Being with her this way helped me see the woman, the human being who was never nourished, behind the character she always played or the mask she had always worn. Or the wounds she had always kept close to the surface. I let myself see her beauty and she became beautiful.
Every time I went she would offer me up another one of her plants. I don’t know if she knew how much I loved plants, but they were the perfect gift for me. Another time, she gave me a little photo album she had decorated with shiny stickers—like a kindergarten kid’s surprise.
We got her to sing old Yiddish songs finding words from the vestiges of long forgotten memories still there somewhere inside her. A few times she broke out into old Russian ballads—a language I had never heard her speak in all the years I’d known her. I was touched by the joy on her face as she sang, and to remember that the capacity for joy is possible at any point in time when we accept to be in the moment.

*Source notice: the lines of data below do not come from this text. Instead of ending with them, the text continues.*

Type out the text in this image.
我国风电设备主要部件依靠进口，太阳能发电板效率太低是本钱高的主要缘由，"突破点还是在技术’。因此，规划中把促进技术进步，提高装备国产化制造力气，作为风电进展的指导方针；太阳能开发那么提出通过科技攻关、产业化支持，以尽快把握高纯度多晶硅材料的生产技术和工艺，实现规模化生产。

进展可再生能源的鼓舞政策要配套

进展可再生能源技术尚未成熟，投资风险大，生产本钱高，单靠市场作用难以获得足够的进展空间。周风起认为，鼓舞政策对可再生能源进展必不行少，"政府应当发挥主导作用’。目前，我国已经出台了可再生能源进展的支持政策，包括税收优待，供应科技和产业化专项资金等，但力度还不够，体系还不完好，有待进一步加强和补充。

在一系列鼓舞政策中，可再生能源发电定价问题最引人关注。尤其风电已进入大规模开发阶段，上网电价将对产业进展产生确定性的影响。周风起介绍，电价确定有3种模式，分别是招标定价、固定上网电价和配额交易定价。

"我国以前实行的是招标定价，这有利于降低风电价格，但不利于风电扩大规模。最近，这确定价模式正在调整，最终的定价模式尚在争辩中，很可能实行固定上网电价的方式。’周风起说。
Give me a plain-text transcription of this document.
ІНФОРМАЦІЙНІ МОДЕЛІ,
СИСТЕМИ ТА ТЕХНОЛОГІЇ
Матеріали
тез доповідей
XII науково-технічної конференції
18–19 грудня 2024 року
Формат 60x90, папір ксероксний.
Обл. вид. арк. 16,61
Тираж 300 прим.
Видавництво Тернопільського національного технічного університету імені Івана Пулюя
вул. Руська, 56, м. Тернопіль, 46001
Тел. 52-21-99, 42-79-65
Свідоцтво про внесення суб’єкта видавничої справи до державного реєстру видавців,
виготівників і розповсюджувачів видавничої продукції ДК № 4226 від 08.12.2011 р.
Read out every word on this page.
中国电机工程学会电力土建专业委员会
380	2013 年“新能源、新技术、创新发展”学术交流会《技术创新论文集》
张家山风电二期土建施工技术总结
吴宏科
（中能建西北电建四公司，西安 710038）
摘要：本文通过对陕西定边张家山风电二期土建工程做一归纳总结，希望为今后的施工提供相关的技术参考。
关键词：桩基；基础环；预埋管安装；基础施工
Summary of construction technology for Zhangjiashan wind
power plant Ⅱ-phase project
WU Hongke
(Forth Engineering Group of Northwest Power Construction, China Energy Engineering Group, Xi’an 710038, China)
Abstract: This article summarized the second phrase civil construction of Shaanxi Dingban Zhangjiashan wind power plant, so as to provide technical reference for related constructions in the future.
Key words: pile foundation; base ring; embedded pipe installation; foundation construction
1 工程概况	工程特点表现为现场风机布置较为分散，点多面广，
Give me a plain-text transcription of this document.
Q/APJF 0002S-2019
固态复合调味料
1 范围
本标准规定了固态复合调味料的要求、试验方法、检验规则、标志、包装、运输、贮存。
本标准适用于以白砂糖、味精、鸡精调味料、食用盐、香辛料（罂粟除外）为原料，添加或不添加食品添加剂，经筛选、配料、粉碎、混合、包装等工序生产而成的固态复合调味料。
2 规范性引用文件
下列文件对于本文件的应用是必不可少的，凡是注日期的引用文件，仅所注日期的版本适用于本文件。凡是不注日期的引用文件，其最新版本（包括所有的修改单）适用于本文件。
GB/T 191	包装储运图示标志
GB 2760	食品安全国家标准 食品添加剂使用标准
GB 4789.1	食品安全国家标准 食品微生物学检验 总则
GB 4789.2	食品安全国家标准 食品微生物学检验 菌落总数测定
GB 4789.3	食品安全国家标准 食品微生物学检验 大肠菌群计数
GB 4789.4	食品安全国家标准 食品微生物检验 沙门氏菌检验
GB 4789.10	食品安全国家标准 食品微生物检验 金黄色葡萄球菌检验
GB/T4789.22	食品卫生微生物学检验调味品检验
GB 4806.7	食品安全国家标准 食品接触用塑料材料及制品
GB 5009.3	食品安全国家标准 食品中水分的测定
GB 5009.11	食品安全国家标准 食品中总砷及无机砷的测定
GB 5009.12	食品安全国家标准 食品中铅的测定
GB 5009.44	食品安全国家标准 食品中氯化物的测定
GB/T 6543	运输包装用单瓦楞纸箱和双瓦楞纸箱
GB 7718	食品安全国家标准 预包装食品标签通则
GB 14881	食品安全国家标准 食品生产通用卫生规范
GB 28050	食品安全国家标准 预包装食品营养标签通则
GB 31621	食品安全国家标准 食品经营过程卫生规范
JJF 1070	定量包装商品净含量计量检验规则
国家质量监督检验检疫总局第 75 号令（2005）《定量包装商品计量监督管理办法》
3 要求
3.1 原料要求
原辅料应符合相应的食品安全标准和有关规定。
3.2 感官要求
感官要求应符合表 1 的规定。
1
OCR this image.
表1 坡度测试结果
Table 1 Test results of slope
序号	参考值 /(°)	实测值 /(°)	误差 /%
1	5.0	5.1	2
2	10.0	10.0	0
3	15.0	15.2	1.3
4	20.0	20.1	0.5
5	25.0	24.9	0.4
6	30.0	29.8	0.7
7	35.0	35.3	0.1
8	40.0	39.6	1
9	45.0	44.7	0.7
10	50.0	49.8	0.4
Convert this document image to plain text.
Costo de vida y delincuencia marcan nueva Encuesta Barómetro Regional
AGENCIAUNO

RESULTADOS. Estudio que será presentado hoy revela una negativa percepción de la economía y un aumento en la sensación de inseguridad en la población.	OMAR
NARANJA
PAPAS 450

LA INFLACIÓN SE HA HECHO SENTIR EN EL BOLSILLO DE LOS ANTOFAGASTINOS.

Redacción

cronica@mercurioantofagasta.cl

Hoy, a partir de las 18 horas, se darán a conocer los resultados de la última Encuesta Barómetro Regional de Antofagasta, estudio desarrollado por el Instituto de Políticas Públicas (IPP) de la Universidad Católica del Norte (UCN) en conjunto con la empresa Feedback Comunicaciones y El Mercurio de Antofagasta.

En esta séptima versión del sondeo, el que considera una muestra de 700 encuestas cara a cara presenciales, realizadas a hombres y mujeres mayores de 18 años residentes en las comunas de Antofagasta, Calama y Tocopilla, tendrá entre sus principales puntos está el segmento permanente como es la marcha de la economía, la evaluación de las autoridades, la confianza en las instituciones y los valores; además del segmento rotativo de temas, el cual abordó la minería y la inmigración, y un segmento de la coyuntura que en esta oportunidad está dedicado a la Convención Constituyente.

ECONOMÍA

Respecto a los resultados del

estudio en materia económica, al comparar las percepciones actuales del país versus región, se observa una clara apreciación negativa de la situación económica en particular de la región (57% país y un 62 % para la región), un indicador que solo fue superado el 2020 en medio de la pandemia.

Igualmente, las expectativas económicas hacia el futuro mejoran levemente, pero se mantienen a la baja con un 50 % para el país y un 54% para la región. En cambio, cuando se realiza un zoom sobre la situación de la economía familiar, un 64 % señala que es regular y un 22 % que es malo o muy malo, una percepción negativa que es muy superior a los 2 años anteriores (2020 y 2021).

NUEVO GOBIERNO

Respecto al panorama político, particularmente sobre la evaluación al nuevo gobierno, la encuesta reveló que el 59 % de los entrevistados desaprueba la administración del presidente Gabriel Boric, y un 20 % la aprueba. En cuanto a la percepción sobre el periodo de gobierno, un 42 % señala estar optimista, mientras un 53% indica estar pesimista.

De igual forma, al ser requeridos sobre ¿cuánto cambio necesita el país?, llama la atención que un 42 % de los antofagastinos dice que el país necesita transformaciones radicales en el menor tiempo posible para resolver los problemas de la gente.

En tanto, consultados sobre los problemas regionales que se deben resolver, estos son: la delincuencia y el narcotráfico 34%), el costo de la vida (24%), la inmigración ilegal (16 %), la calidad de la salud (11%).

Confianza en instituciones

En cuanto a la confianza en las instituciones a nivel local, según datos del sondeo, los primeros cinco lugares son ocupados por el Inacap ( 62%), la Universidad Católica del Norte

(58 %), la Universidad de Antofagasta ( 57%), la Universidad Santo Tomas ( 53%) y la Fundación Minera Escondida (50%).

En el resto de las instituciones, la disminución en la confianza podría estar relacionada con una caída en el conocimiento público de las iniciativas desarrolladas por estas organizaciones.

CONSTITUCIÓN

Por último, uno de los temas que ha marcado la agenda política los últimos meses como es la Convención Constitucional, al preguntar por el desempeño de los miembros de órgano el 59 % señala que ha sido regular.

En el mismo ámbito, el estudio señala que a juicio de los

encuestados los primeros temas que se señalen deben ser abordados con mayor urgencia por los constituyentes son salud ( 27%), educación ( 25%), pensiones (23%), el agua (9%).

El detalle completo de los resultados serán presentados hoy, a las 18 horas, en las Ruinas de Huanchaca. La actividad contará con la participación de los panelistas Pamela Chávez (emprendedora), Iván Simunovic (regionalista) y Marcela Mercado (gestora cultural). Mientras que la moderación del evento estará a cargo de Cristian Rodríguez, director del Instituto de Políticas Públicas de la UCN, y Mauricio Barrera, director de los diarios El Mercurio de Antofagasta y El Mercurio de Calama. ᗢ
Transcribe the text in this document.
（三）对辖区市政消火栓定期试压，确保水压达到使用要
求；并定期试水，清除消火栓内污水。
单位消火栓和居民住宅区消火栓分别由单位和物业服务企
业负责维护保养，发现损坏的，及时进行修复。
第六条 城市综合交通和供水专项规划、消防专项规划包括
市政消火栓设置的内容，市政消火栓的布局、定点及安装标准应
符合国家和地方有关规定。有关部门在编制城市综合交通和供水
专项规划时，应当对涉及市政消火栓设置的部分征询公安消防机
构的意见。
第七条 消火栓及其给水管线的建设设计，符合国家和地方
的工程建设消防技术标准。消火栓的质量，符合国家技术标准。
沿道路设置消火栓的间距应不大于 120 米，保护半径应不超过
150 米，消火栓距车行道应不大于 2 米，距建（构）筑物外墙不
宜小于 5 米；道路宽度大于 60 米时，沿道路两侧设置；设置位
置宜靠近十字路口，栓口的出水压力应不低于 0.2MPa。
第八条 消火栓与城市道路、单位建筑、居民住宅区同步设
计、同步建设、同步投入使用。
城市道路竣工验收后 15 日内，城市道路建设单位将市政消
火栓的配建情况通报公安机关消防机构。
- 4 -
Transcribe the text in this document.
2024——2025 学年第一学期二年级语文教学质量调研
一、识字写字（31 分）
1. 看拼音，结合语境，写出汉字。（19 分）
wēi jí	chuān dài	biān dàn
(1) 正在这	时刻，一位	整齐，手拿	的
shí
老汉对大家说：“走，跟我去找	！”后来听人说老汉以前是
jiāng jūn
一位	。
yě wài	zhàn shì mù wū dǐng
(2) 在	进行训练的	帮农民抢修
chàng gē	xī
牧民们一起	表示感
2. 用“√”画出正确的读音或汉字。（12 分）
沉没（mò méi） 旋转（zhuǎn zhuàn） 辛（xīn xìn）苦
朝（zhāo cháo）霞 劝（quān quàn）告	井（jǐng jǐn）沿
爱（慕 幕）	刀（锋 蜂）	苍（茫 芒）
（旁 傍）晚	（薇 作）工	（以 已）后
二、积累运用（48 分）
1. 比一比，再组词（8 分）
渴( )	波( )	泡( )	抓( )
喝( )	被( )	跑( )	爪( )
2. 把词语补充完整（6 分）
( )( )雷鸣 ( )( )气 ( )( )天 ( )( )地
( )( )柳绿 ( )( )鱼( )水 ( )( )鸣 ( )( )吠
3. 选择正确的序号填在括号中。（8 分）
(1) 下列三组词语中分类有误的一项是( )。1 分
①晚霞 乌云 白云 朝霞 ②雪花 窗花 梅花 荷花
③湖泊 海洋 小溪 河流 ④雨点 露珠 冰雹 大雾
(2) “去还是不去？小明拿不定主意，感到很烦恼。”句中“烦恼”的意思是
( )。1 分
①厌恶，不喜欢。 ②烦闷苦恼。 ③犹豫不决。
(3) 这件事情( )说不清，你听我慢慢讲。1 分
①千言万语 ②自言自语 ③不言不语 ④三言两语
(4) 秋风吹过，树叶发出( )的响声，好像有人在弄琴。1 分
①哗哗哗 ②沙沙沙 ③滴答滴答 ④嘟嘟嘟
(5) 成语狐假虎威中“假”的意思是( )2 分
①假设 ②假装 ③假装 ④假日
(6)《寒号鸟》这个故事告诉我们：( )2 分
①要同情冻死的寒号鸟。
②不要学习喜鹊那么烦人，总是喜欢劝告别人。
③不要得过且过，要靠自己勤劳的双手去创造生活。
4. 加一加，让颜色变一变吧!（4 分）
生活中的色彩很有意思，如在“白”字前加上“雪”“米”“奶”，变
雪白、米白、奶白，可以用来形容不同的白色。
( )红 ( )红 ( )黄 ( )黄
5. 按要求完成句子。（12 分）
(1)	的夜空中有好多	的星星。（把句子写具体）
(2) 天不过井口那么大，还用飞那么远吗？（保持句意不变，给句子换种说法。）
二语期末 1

My grandmother wanted to teach me how to knit. So I brought her needles and yarn. I hoped in vain for some kind of legacy that she could pass on to me. But her hands shook unrelentingly and she would impatiently grab the needles from me when she was unhappy with my progress.
“It’s like this!” She tried to show me again. But I couldn’t figure out what she was doing. But I liked that we tried.
Like she had all her life, she would get her hair done on Fridays, and then tell us how much everyone was “plutzing” over her new hairdo. She prided herself on taking care of herself.
She was also proud to maintain the tradition of going to synagogue every Saturday, as well as taking care of her own washing. She didn’t trust that the Lodge would do her laundry well enough.
“There are a lot of old people here”, she said. “They put all kinds of verkakte clothes in the wash. It’s dirty.”
She would often complain about all the old people in the place. She thought they were much older than she was, and that she was much younger than she really was. Which was not really that realistic since she was going to turn 99 this Thursday.
When she started to decline, she was found wandering in the lobby a couple times. She said she wanted to go home.
I don’t think she meant back to the house where she lived with her husband for over fifty years. I’m pretty sure she meant something deeper, some place where she truly belonged. Like there was a part of her that could feel it. Somewhere safe and accepting of her, where she could be with those who loved her—her husband, her daughter, her brother, her parents… in some hereafter world of celestial friends who would love her as she had always longed to be loved.
The very best thing about my grandmother besides what I consider a happy ending to our grandmother-granddaughter relationship is that she gave us our dad—our loving, dedicated father, who was also always a loving and dedicated son. He did all he could to be the most caring and supportive presence in her life, in all our lives. And, whatever our challenges, whatever our shtick, our dad (with the help of mom, of course!) gave us…us.
I am grateful for this—for the lives and the living that my grandmother’s life gave, and will continue to give even after her passing. I appreciate that we are here, breathing, always with the opportunity to grow, to learn, to love, to forgive—to respect each other’s journeys, lessons, challenges, wounds, fears or insecurities. To know in looking at life and all its “stuff”, that each life has value, its own rhyme or reason, and its purpose.
God bless Diana Hershorn (pronounced Dinah, like Dinah Shore). May she be guided and supported to find her way and her peace, and to live the beauty, truth and purity of her “neshama”.
Bubby, I love you—whoever and wherever you are.